Namun, rencana tersebut menimbulkan berbagai reaksi di masyarakat, baik yang mendukung maupun yang menentang. Di satu sisi, Wajib Pajak yang selama ini patuh terhadap kewajiban perpajakan mereka merasa dirugikan. Mereka berpendapat bahwa kebijakan ini memberikan kesan bahwa ketidakpatuhan akan tetap mendapat pengampunan di masa mendatang, sehingga meruntuhkan motivasi untuk terus taat membayar pajak. Kekhawatiran lainnya adalah bagaimana pemerintah dapat menjaga tingkat kepercayaan dan loyalitas para Wajib Pajak yang selama ini telah mendukung sistem perpajakan dengan baik.
Di sisi lain, kebijakan ini menjadi angin segar bagi Wajib Pajak yang belum patuh. Dengan adanya tax amnesty jilid III, mereka dapat melaporkan harta yang sebelumnya tidak diungkap tanpa perlu khawatir dikenakan sanksi berat. Dalam skema ini, Wajib Pajak cukup melaporkan total aset yang dimiliki dan membayar pajak terutang atas harta tersebut, sehingga beban perpajakan mereka menjadi jauh lebih ringan dibandingkan jika dikenakan sanksi administratif maupun pidana sesuai aturan yang berlaku.
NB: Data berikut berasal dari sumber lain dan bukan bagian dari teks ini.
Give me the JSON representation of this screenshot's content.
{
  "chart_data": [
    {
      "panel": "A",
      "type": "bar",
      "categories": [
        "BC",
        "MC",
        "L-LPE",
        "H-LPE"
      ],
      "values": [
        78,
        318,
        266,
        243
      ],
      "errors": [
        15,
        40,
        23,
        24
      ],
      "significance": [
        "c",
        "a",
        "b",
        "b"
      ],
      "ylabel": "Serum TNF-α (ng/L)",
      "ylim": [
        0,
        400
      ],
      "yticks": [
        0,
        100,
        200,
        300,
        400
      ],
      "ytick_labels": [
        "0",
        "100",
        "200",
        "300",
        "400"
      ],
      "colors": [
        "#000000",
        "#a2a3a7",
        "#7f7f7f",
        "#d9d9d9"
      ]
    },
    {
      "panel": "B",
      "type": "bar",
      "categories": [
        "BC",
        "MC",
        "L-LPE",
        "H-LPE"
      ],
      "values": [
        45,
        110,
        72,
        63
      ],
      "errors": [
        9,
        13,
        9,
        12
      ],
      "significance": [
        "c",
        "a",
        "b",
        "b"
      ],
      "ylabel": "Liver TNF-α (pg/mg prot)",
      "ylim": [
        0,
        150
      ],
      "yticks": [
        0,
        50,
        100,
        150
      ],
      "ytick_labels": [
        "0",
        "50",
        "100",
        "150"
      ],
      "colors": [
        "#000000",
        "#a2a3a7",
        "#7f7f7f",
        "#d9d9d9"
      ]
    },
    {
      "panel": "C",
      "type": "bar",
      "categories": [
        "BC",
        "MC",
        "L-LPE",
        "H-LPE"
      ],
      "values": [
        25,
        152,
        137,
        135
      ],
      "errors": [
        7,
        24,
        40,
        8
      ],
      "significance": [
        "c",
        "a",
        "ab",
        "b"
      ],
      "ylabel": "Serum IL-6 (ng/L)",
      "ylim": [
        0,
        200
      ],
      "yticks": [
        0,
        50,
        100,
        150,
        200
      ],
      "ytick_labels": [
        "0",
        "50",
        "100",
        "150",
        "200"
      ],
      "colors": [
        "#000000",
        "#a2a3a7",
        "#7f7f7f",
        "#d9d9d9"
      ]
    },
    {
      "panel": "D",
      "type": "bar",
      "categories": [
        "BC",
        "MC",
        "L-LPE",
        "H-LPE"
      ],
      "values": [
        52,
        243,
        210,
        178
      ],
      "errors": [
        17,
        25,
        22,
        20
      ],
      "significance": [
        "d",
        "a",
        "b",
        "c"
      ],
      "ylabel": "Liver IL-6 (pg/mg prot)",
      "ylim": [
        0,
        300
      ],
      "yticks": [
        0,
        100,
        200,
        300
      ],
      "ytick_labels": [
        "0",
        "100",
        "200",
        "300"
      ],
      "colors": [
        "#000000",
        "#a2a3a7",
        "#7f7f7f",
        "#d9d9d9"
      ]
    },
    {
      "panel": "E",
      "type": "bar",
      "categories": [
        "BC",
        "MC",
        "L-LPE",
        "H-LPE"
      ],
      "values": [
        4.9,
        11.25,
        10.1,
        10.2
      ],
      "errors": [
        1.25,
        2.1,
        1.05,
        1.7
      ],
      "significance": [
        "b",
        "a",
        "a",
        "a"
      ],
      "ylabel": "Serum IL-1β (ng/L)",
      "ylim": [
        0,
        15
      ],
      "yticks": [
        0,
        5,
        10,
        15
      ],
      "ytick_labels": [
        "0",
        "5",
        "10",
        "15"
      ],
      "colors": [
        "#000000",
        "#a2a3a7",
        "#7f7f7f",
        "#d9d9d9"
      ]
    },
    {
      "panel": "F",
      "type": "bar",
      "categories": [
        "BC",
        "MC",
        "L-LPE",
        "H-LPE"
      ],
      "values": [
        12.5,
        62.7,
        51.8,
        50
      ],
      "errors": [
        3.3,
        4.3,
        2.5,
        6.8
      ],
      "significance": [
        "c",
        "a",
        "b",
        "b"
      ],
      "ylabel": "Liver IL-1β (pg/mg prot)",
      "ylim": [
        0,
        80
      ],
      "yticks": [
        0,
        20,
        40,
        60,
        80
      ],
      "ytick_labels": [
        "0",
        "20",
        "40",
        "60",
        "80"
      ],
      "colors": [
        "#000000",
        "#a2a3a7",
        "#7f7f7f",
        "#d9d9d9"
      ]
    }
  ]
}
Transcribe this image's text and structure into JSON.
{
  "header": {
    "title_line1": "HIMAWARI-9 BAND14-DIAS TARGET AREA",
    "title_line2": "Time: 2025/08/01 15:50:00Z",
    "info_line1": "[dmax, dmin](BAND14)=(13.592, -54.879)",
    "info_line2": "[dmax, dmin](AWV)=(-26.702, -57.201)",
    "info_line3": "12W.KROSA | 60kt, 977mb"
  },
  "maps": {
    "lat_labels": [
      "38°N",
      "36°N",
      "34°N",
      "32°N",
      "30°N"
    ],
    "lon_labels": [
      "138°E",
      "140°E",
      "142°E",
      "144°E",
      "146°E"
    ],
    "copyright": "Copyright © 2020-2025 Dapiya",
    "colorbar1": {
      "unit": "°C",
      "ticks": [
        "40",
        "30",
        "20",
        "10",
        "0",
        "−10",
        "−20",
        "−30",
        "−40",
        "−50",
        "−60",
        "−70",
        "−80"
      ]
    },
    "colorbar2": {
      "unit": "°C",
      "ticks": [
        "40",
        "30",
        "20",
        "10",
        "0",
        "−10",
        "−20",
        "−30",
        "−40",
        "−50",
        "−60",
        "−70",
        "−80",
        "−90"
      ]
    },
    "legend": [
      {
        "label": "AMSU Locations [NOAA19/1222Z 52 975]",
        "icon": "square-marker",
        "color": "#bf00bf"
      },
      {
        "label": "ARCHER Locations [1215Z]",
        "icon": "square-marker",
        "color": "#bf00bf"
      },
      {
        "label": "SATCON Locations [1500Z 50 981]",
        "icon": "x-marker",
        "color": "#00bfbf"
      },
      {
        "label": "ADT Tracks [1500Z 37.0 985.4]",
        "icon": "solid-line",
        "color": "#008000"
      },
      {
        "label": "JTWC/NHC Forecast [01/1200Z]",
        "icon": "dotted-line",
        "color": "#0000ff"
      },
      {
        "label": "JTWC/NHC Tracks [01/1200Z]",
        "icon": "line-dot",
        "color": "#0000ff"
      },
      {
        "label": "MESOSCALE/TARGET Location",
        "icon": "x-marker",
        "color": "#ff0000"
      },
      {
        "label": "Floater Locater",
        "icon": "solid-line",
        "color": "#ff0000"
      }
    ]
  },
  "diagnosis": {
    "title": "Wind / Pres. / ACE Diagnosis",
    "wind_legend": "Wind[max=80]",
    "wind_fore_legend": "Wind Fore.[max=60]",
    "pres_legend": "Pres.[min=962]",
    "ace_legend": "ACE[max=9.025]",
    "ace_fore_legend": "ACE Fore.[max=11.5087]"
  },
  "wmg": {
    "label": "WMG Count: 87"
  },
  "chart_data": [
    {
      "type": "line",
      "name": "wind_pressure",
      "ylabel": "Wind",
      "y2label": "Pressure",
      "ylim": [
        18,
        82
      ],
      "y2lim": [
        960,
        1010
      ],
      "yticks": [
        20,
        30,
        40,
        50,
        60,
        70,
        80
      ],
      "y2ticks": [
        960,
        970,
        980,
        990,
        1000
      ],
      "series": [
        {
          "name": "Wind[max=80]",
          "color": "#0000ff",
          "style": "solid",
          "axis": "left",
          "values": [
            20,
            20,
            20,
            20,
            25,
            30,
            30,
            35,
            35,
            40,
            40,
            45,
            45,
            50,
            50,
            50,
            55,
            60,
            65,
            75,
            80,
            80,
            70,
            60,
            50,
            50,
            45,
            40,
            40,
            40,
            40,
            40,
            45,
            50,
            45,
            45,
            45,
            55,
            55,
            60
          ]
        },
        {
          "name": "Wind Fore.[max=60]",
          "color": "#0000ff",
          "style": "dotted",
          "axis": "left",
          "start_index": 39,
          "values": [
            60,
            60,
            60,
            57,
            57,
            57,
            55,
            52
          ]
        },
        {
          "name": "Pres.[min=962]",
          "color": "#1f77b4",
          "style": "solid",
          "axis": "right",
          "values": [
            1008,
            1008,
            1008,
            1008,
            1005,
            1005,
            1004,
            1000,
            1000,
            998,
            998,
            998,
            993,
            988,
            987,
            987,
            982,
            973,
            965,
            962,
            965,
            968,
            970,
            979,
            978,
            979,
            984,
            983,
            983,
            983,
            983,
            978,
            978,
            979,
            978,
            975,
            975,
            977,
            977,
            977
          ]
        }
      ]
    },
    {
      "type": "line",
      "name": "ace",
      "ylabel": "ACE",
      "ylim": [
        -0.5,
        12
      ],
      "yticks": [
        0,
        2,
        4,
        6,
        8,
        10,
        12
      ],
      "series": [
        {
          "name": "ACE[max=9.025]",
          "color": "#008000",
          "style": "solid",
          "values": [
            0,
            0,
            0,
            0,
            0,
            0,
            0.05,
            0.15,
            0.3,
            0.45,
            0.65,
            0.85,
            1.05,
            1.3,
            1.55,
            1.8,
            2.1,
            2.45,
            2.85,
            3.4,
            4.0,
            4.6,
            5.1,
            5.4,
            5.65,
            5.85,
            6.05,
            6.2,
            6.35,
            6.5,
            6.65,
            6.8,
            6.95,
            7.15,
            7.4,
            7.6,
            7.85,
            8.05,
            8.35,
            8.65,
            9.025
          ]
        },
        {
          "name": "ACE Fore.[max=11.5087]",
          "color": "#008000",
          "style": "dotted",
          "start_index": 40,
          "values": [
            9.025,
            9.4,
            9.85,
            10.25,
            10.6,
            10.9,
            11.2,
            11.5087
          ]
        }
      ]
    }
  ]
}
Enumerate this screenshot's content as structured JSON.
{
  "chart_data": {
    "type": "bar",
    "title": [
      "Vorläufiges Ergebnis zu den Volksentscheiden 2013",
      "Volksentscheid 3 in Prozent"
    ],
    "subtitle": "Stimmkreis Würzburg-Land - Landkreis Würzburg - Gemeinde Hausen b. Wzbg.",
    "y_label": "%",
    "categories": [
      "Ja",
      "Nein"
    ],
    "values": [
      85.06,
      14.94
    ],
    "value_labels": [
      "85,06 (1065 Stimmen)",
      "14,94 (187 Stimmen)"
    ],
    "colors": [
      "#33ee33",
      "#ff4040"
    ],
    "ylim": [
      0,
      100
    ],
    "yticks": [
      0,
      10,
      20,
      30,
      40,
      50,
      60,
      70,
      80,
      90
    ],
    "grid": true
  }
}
Bagi pemerintah, tax amnesty jilid III dianggap sebagai langkah strategis untuk meningkatkan penerimaan negara dalam waktu singkat. Kebijakan ini dinilai mampu mengumpulkan dana secara signifikan yang sangat dibutuhkan untuk mendukung pembiayaan Anggaran Pendapatan dan Belanja Negara (APBN). Terlebih lagi, pemerintah sedang menghadapi tantangan besar dalam membiayai berbagai program prioritas nasional. Salah satu program tersebut adalah program makan siang gratis yang digagas oleh Presiden Prabowo Subianto. Program ini membutuhkan anggaran yang tidak sedikit dan harus didukung oleh pendapatan pajak yang memadai.
Selain itu, tax amnesty jilid III juga diharapkan dapat memperluas basis pajak di masa depan. Dengan melibatkan lebih banyak Wajib Pajak yang selama ini belum terdaftar atau belum melaporkan kewajiban perpajakan mereka secara penuh, pemerintah berharap dapat meningkatkan kepatuhan pajak jangka panjang. Namun, tantangan utamanya adalah memastikan bahwa kebijakan ini tidak menciptakan persepsi bahwa pemerintah terlalu lunak terhadap ketidakpatuhan pajak, yang pada akhirnya dapat melemahkan sistem perpajakan secara keseluruhan.
Di tengah pro dan kontra yang muncul, pemerintah perlu merancang strategi komunikasi yang efektif untuk menjelaskan tujuan utama dari kebijakan ini. Selain itu, penguatan sistem pengawasan dan penegakan hukum di bidang perpajakan juga harus menjadi prioritas agar tax amnesty jilid III tidak disalahgunakan oleh pihak-pihak yang ingin menghindari kewajiban perpajakan di masa depan.